A manipulação inadequada de políticas orçamentárias é recorrente no Brasil. As eleições de 2010 e 2014 já haviam sido caracterizadas por essa prática, cujas consequências foram o impeachment de 2016. É evidente que Dilma Rousseff (PT) não via na Câmara dos Deputados um cúmplice na desestruturação macroeconômica do país como hoje vê Bolsonaro. Em outras palavras, a qualidade institucional importa para as consequências do déficit.

O uso orçamentário em períodos próximos às eleições está relacionado com um incentivo das democracias. No clássico livro "Democracy in Deficit: The Legacy Political of Lord Keynes", Buchanan e Wagner argumentam que os eleitores compreendem melhor os benefícios de curto prazo de um déficit e ignoram seus custos de longo prazo. Esse incentivo torna corriqueiro (na ausência de regras) o uso oportunista do orçamento em períodos eleitorais.

Voltando ao pleito de 2022, a despeito da impopularidade, Bolsonaro foi o presidente que mais teve recursos orçamentários disponíveis desde a redemocratização. A PEC do orçamento de guerra, de 2020, permitiu-lhe gastar cerca de R$ 550 bilhões acima do teto. Já entre o final de 2021 e hoje, inúmeras matérias de elevado impacto fiscal foram aprovadas no Parlamento. Destaco três PECs: precatórios, ICMS e kamikaze.

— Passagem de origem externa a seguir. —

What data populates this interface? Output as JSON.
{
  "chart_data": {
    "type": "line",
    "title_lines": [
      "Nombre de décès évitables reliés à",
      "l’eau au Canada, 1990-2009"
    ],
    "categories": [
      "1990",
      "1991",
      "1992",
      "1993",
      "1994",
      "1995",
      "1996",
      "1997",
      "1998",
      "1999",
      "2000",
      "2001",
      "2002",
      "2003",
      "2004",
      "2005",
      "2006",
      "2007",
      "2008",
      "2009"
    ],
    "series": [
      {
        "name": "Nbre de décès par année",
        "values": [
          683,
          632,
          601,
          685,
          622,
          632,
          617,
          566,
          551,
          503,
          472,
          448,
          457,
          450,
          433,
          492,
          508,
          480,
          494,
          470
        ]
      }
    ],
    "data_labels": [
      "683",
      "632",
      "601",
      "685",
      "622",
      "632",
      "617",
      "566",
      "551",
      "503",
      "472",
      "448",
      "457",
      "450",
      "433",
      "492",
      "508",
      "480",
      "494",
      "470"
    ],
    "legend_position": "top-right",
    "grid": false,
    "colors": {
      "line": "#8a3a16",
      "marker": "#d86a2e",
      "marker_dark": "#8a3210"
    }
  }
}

Além das consequências macroeconômicas, há outro problema criado por tais matérias: a "corrida pelo gasto". O candidato e ex-presidente Luiz Inácio Lula da Silva (PT) já se comprometeu com o auxílio de R$ 600 em seu eventual governo. Gastos criados com fins eleitorais raramente são revistos —mesmo que o governo seja trocado.

Outra questão que intriga é se o dispêndio poderá reeleger Bolsonaro. E a resposta é não! Claro que, em se tratando de eleições, o imponderável pode acontecer. Porém, o déficit público isoladamente não melhora a avaliação de políticos. Evidências científicas corroboram essa hipótese. Por exemplo, Brender e Drazen (2008) mostram em ensaio empírico voltado para uma amostra relevante de democracias que incorrer em déficits reduz a probabilidade de um político ser reeleito. O eleitor pune políticos que causam déficits.

Recentemente, no livro "Austerity: When It Works and When It Doesn’t", Alesina, Favero e Giavazzi se debruçaram sobre o tema e mostram que planos de austeridade (corte de gastos, aumento de impostos ou uma combinação de ambos) não prejudicam a reeleição de um governante.

Se a despeito do uso irresponsável dos instrumentos fiscais Bolsonaro não for reeleito, trata-se de um ótimo sinal de amadurecimento democrático do país.